Avant de rencontrer Hope, Ben vivait isolé. Au Gouffre, les bourgeois étaient moins qu'une vingtaine, si l'on ne comptait pas ceux qui vivaient dans le manoir des Ravenshade. Ben n'avait jamais réussi à se trouver des compagnons de jeux. Il était resté seul, à vendre des fruits et des légumes avec ses parents alors qu'il n'avait que cinq ans. Puis il avait vu Hope. Elle n'avait que quatre ans à l'époque. Elle jouait à la corde à sauter toute seule, comme lui. Elle l'avait aperçu et lui, il s'était approché, désirant de la compagnie. Elle n'avait même pas regardé ses yeux, elle lui avait juste tendu la corde et elle lui avait demandé s'il voulait jouer. Ils étaient restés comme cela longtemps, rien que tous les deux, sans accorder la moindre importance au fait que leurs yeux n'avaient pas la même couleur. Puis Gabriel était arrivé pour faire rentrer Hope et elle, tout sourire, avait proposé à Ben si le lendemain il voulait jouer à nouveau avec elle. Ils se retrouvèrent alors, toujours au même endroit, toujours avec la même corde et ils ne se quittèrent plus. D'un œil paternel, Gabriel les avait surveillés et il avait protégé Hope des dangers de la milice. Parfois, il s'était même uni à eux pour jouer. Il avait été heureux de constater que les valeurs d'égalité qu'il chérissait s'implantaient petit à petit en sa petite sœur, mais aussi qu'elle avait trouvé un ami qui partageait ses mêmes idées.

Hope marchait avec Ben depuis peu lorsqu'elle l'aperçut.
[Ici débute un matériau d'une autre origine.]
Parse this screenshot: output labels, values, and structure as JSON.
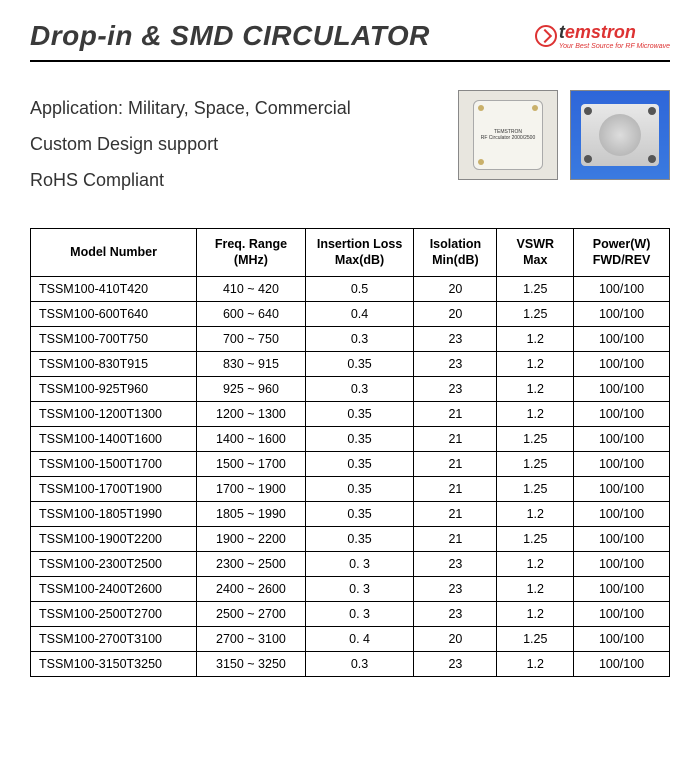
{
  "header": {
    "title": "Drop-in & SMD CIRCULATOR",
    "logo_word_red": "emstron",
    "logo_word_t": "t",
    "logo_tagline": "Your Best Source for RF Microwave"
  },
  "intro": {
    "line1": "Application: Military, Space, Commercial",
    "line2": "Custom Design support",
    "line3": "RoHS Compliant",
    "chip_label1": "TEMSTRON",
    "chip_label2": "RF Circulator 2000/2500"
  },
  "table": {
    "headers": {
      "model": "Model Number",
      "freq": "Freq. Range\n(MHz)",
      "il": "Insertion Loss\nMax(dB)",
      "iso": "Isolation\nMin(dB)",
      "vswr": "VSWR\nMax",
      "power": "Power(W)\nFWD/REV"
    },
    "rows": [
      {
        "model": "TSSM100-410T420",
        "freq": "410 ~ 420",
        "il": "0.5",
        "iso": "20",
        "vswr": "1.25",
        "power": "100/100"
      },
      {
        "model": "TSSM100-600T640",
        "freq": "600 ~ 640",
        "il": "0.4",
        "iso": "20",
        "vswr": "1.25",
        "power": "100/100"
      },
      {
        "model": "TSSM100-700T750",
        "freq": "700 ~ 750",
        "il": "0.3",
        "iso": "23",
        "vswr": "1.2",
        "power": "100/100"
      },
      {
        "model": "TSSM100-830T915",
        "freq": "830 ~ 915",
        "il": "0.35",
        "iso": "23",
        "vswr": "1.2",
        "power": "100/100"
      },
      {
        "model": "TSSM100-925T960",
        "freq": "925 ~ 960",
        "il": "0.3",
        "iso": "23",
        "vswr": "1.2",
        "power": "100/100"
      },
      {
        "model": "TSSM100-1200T1300",
        "freq": "1200 ~ 1300",
        "il": "0.35",
        "iso": "21",
        "vswr": "1.2",
        "power": "100/100"
      },
      {
        "model": "TSSM100-1400T1600",
        "freq": "1400 ~ 1600",
        "il": "0.35",
        "iso": "21",
        "vswr": "1.25",
        "power": "100/100"
      },
      {
        "model": "TSSM100-1500T1700",
        "freq": "1500 ~ 1700",
        "il": "0.35",
        "iso": "21",
        "vswr": "1.25",
        "power": "100/100"
      },
      {
        "model": "TSSM100-1700T1900",
        "freq": "1700 ~ 1900",
        "il": "0.35",
        "iso": "21",
        "vswr": "1.25",
        "power": "100/100"
      },
      {
        "model": "TSSM100-1805T1990",
        "freq": "1805 ~ 1990",
        "il": "0.35",
        "iso": "21",
        "vswr": "1.2",
        "power": "100/100"
      },
      {
        "model": "TSSM100-1900T2200",
        "freq": "1900 ~ 2200",
        "il": "0.35",
        "iso": "21",
        "vswr": "1.25",
        "power": "100/100"
      },
      {
        "model": "TSSM100-2300T2500",
        "freq": "2300 ~ 2500",
        "il": "0. 3",
        "iso": "23",
        "vswr": "1.2",
        "power": "100/100"
      },
      {
        "model": "TSSM100-2400T2600",
        "freq": "2400 ~ 2600",
        "il": "0. 3",
        "iso": "23",
        "vswr": "1.2",
        "power": "100/100"
      },
      {
        "model": "TSSM100-2500T2700",
        "freq": "2500 ~ 2700",
        "il": "0. 3",
        "iso": "23",
        "vswr": "1.2",
        "power": "100/100"
      },
      {
        "model": "TSSM100-2700T3100",
        "freq": "2700 ~ 3100",
        "il": "0. 4",
        "iso": "20",
        "vswr": "1.25",
        "power": "100/100"
      },
      {
        "model": "TSSM100-3150T3250",
        "freq": "3150 ~ 3250",
        "il": "0.3",
        "iso": "23",
        "vswr": "1.2",
        "power": "100/100"
      }
    ]
  }
}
En train de marcher à vive allure, l'homme vêtu de noir se dirigeait dans leur direction opposée. Cette fois-ci, les deux jeunes décidèrent de le suivre sans prendre le moindre risque de se faire repérer. S'ils voulaient que cette histoire devienne plus claire, ils devraient y mettre du leur. Ils suivirent l'homme pendant plusieurs minutes, jusqu'à arriver à la mairie du Gouffre.

La mairie du Gouffre se situait prêt de la sortie du village, où les constructions étaient plus récentes. Celle-ci se dressait humblement, mais fièrement et était un parfait exemple des ressources limitées du village. Construite en pierre et en bois, elle était petite et modeste et elle avait une structure simple et rustique. Les murs, défraîchis ici et là, témoignaient du manque d'entretien, et donc de personnel, des lieux. L'entrée de la mairie n'était qu'une simple porte en bois usé, sans le moindre ornement ou détail décoratif. Malgré son apparence misérable, la mairie n'en restait pas moins un endroit important où le maire, Martin Petit, faisait de son mieux avec son autorité limitée pour prendre des décisions qui faciliteraient la vie au Gouffre. Inutile de dire que, avec les maigres moyens à sa disposition, ça n'avait rien d'une tâche aisée.

L'homme en noir n'entra pas dans la mairie, il la contourna au contraire. Derrière le bâtiment quelqu'un l'attendait. Pas n'importe qui d'ailleurs. L'homme vêtu de noir parlait avec le maire, Martin Petit, qui semblait l'écouter attentivement.